滋賀大学教授・河本薫氏(以下、河本)大木さんには、2020年に半年間ほど、私のゼミ生12人の指導にご協力いただきましたよね。実データを使って事業課題を解決するというテーマで、小売店舗のスマホアプリデータを分析しました。私は、マーケティング的な観点からの指導はできなかったので、非常に助かりました。
大木今、企業には、様々なデータが蓄積されるようになってきましたが、そのデータをうまく事業に生かしている企業もあれば、その手前で悩みを抱えている企業も多いと感じています。うまくデータを活用し切れていない企業の共通項は何だと考えますか。

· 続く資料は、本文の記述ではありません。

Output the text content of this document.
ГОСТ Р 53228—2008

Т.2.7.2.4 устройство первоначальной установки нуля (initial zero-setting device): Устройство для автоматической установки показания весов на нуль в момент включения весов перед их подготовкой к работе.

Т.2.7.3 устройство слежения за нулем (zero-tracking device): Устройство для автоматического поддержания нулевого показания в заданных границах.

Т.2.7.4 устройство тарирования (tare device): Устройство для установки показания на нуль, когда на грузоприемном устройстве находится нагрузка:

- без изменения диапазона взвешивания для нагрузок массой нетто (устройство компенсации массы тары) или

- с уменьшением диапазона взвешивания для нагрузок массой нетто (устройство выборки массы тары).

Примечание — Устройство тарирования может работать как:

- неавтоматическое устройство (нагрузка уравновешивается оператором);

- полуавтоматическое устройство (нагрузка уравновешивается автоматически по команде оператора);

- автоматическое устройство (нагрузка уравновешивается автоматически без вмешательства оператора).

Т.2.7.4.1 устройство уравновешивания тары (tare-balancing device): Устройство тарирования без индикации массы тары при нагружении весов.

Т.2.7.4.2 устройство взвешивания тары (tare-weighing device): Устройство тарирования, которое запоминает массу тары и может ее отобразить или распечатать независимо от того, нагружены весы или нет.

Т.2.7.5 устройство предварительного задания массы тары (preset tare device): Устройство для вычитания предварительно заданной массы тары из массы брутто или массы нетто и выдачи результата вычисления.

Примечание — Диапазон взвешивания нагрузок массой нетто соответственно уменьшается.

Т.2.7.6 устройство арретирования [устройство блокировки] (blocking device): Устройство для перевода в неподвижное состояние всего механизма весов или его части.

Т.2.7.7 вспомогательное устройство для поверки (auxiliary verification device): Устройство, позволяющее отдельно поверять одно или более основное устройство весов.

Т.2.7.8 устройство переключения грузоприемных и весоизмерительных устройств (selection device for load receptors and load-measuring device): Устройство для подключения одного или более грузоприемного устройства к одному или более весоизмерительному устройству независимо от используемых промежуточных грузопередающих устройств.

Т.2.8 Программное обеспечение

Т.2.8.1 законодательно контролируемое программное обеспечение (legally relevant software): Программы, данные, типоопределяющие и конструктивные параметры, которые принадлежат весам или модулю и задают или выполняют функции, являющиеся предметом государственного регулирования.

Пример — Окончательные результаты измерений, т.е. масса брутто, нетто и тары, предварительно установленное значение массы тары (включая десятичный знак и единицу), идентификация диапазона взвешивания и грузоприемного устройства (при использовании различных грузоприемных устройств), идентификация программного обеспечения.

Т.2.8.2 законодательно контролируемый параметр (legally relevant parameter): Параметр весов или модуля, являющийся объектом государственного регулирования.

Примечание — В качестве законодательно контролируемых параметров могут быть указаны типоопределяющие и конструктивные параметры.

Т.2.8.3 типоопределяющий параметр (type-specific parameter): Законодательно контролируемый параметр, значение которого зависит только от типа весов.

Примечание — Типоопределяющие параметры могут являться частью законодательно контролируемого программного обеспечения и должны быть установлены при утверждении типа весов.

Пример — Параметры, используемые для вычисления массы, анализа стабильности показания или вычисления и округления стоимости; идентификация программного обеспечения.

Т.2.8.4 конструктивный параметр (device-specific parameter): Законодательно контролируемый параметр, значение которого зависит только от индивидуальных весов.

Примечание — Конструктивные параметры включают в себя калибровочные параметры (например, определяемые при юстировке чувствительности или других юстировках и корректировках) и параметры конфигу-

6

河本それは、データ基盤が整っているか/データサイエンティストがそろっているかの違いではなく、その企業が“「Why」にどれだけ執着して考える風土を持っているかどうか”に尽きると思っています。例えば、前例を覆すような結果がデータから得られたとしても、社内の忖度でWhyがかき消されてしまうような風土では、どんなにデータを活用する機運があってもうまくいかないですよね。

河本 薫氏
滋賀大学 データサイエンス学部 教授 兼
データサイエンス教育研究センター
副センター長
1991年、京都大学応用システム科学専攻修了。大阪ガスに入社。98年、米国ローレンスバークレー国立研究所でデータ分析に従事。2011年、ビジネスアナリシスセンター所長に就任、大阪ガスにおいてデータ分析組織を定着させた。初代データサイエンス・オブ・ザ・イヤーを受賞。18年4月より現職。博士(工学、経済学)。
大木確かに、課題を解決したいという意識が高いほど、現れた結果に対するWhyに執着しますし、その解明にはデータの力が重要になります。そういうマインドを持つためには「当事者意識」が大事になってきますよね。
河本ビジネスの当事者が常々Whyを追求できていれば、おのずとデータを使いたくなるはずなのです。「モノづくり」において、工場で不良品が出るとWhyに執着し、その改善マインドが強いのは日本の良いところなのですが、一方で「コトづくり」になると日本人はWhyの意識がすごく弱くなってしまいがちです。
大木「モノからコトへ」は、様々な観点でキーワードとなる言葉です。我々電通デジタルも、多くの企業に対し、データに立脚した、ユーザーの新しい体験づくりのお手伝いをしているところです。
河本ただ、外部からWhyを追求しましょうと言っても、そう簡単には変わらないですよね。目指すべき理想は忘れずに、現実的に足元でできることは何かを考えなければなりません。
大木その理想と現実をどう埋めていくかも、私たちがお手伝いするポイントなのかもしれないですね。